Typisches Cholesteatom geht mit Ohrsymptomen einher
Ein Cholesteatom ist eine chronische entzündliche Erkrankung des Mittelohrs. Obwohl die Erkrankung gutartig ist, breitet sie sich destruierend aus. Meist hat es seinen Ursprung im Mittelohr und Mastoid und kann sich auf die umliegenden Strukturen ausdehnen. Dadurch kann es zu vielfältigen Komplikationen, wie Labyrinthfisteln, intrakranieller Ausdehnung aber auch Fazialisparesen kommen. Obwohl Cholesteatome typischerweise mit Otorrhö, Hörminderung oder chronischer Otitis media assoziiert werden, kann der klinische Verlauf deutlich subtiler verlaufen.

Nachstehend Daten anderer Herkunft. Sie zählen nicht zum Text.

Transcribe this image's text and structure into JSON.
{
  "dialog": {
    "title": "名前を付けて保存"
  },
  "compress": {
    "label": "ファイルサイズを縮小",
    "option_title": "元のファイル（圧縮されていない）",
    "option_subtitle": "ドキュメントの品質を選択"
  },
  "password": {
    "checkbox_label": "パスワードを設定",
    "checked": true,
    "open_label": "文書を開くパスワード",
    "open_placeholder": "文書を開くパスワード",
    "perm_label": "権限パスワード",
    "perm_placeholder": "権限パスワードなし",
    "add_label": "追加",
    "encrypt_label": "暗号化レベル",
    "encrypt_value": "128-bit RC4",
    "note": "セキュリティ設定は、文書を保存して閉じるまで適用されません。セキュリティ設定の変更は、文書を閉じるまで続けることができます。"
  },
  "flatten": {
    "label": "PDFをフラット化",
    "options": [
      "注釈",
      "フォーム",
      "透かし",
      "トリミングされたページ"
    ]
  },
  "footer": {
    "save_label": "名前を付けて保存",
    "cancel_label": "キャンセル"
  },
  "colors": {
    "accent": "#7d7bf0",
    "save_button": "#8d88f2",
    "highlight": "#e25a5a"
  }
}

Die isolierte periphere Fazialisparese stellt dabei eine seltene Erstpräsentation eines Cholesteatoms dar. Da die Otoskopie in solchen Fällen unauffällig sein kann, erfolgt initial häufig die Fehldeutung als idiopathische Fazialisparese. Verzögerungen in der Diagnosestellung bergen jedoch das Risiko irreversibler Nervenschäden sowie intrakranieller Komplikationen. Ein kürzlich publizierter Fallbericht greift diese Thematik auf.

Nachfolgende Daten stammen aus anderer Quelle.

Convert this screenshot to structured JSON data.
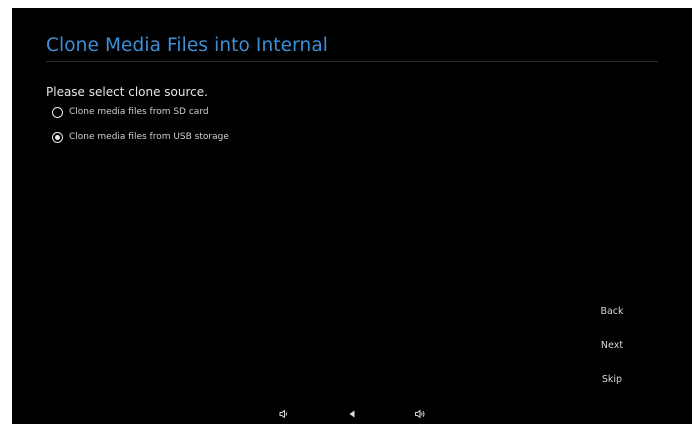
{
  "header": {
    "title": "Clone Media Files into Internal"
  },
  "main": {
    "prompt": "Please select clone source.",
    "options": [
      {
        "label": "Clone media files from SD card",
        "selected": false
      },
      {
        "label": "Clone media files from USB storage",
        "selected": true
      }
    ]
  },
  "buttons": {
    "back": "Back",
    "next": "Next",
    "skip": "Skip"
  },
  "system_bar": {
    "icons": [
      "volume-down-icon",
      "back-nav-icon",
      "volume-up-icon"
    ]
  },
  "colors": {
    "title": "#3d8fd6",
    "background": "#000000",
    "text": "#e6e6e6"
  }
}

Fallbericht: Persistierende Fazialisparese rechts ohne otologische Symptome
Die Studienautoren berichten über einen 72-jährigen Patienten mit einer seit acht Monaten bestehenden peripheren Fazialisparese rechtsseitig ohne otologische Leitsymptome, wie Otorrhö, Otalgie oder Vertigo. Die Parese war weder progredient, noch besserte sie sich. Die klinische Untersuchung ergab eine rechtsseitige Fazialisparese vom Grad House-Brackmann III bei unauffälligem otoskopischem Befund. Insbesondere die Trommelfelle waren beidseits intakt. Die Reintonaudiometrie ergab eine moderat-hochgradige gemischte Schwerhörigkeit rechtsseitig mit Schallleitungskomponente von circa 20 dB, während links ein altersentsprechender Befund vorlag. Der Patient berichtete über eine Tympanoplastik in seiner Jugend.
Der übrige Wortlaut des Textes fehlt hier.